So the novel...finally it seems to have acquired a skeleton I can build on. The image that leaps to mind strangely are those metal structures in Ramoji Film City in Hyderabad.  Four storey high and ready to become the front of anything that the dream-makers wanted. Anything from college to mansion to bank to apartment building.

The book is still at a stage where it can become anything. I wish it was out of the way so this ridiculous tie of self-esteem could also be out of the way. First books are sly monsters waiting to trip authors into displays of machismo or whining or whining machismo. I have to keep reminding myself that there will be other books and everything that i ever wanted to say does not have to be squashed into this one. And that everything that one thinks is not necessarily interesting to other people despite the neatness with which word processors can shield boring, uninsightful or simply bad writing.

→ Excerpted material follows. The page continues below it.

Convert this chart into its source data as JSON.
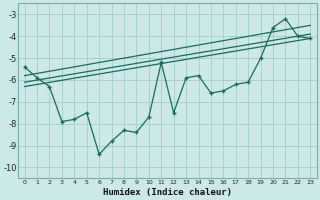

Leap of faith...that is what i must make. But this business is a strange one where the leap of faith has to be made every time you type a line. Like being asked to bungee 50 times a day. Put your toes out. Now jump. Because there is no fun standing here. And jump again and again and again.

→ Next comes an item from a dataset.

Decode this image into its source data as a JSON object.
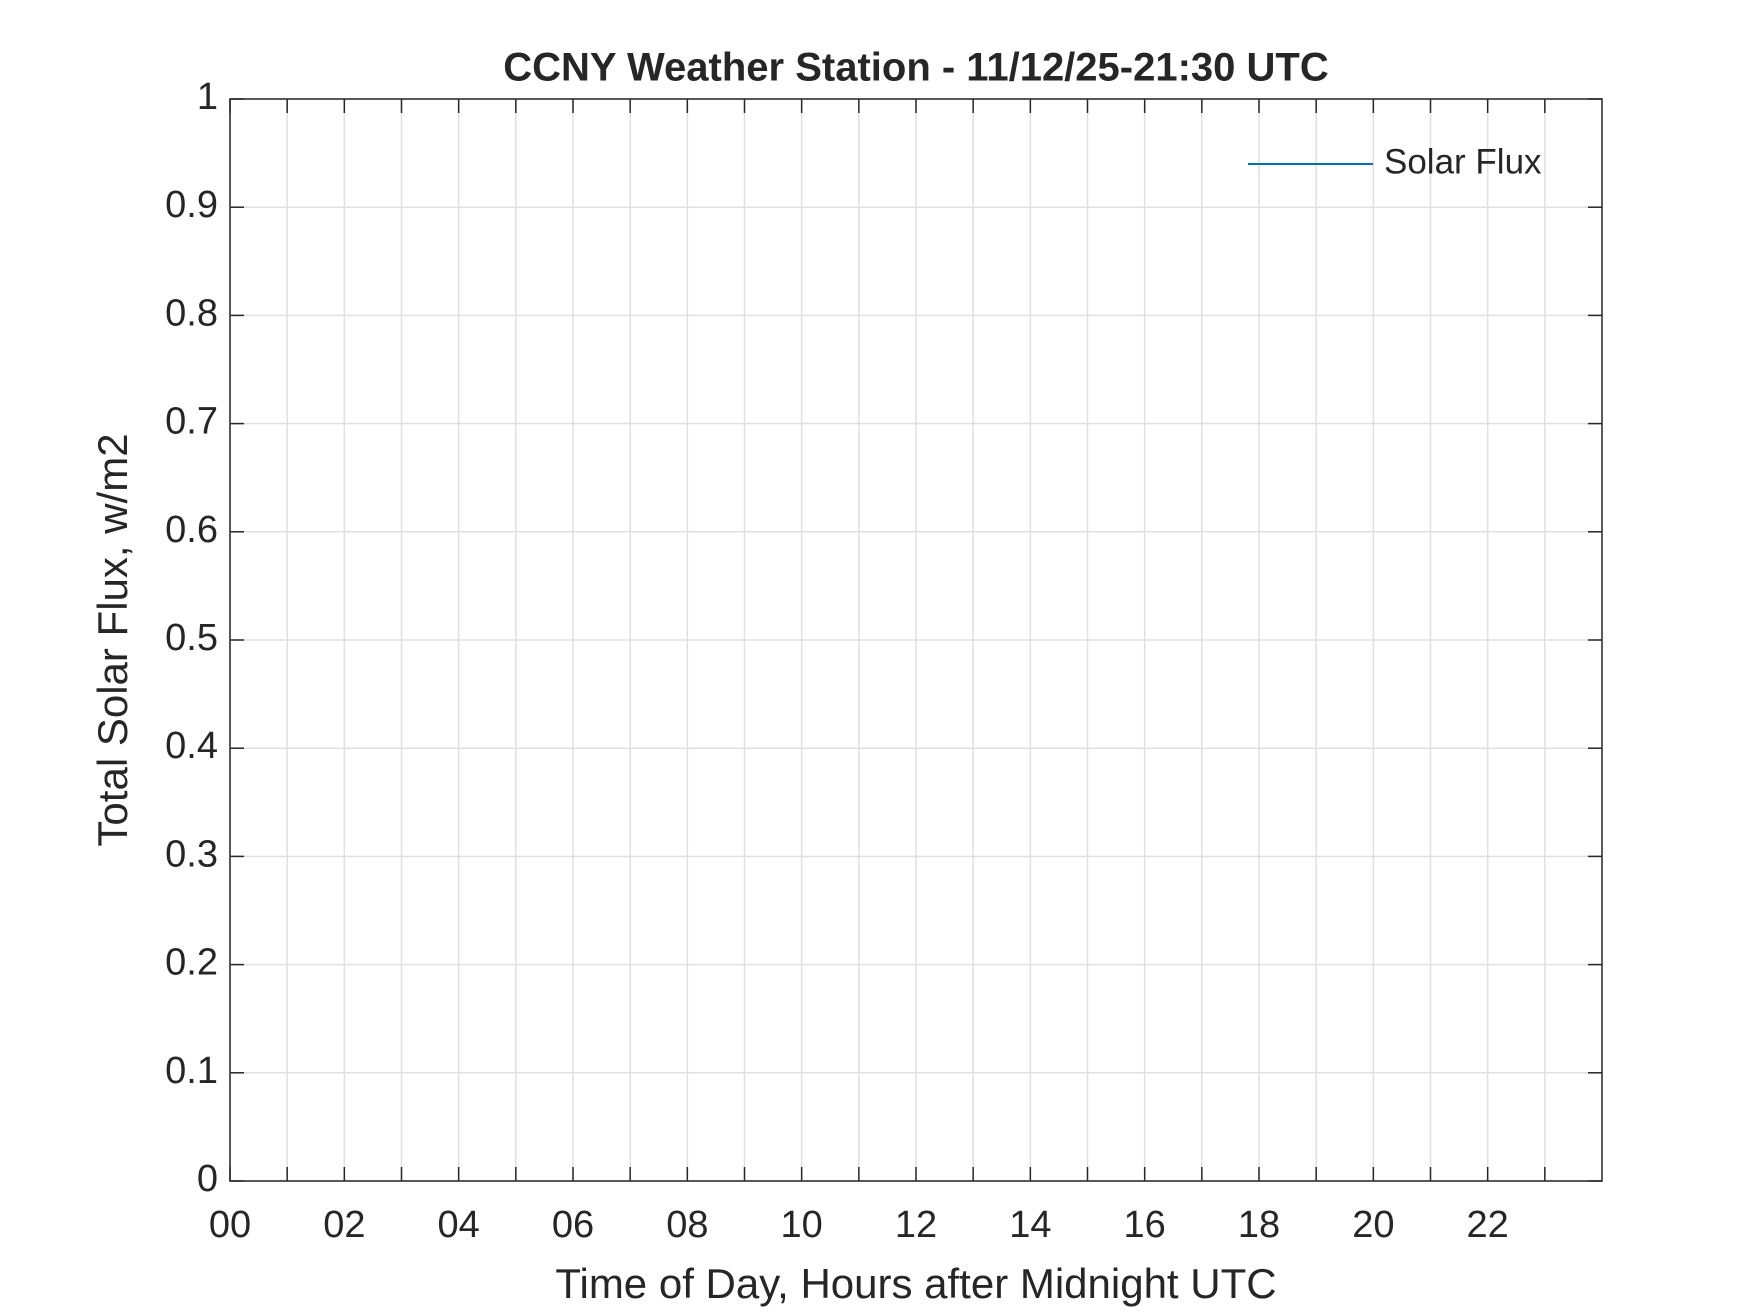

In the shower i caught myself thinking that if you have a dull mind there is no point having a sense of craft....because where is the new, the insightful, the ethical, the stimulating if your mind is dishwater? A few minutes of panic ensued. Before i squashed it down. Cant do anything to make myself fascinating at this stage in life. It would be like the parents who sent their dutiful tuition going school topping son to lakshwadeep for two weeks so that he could put scuba-diving in his US univ applications. Just embarrassing.

By the way who are those strange and brave people who put their novels online so people can read it as they go on? And what kind of lives do they have that they need that kind of punishing fear?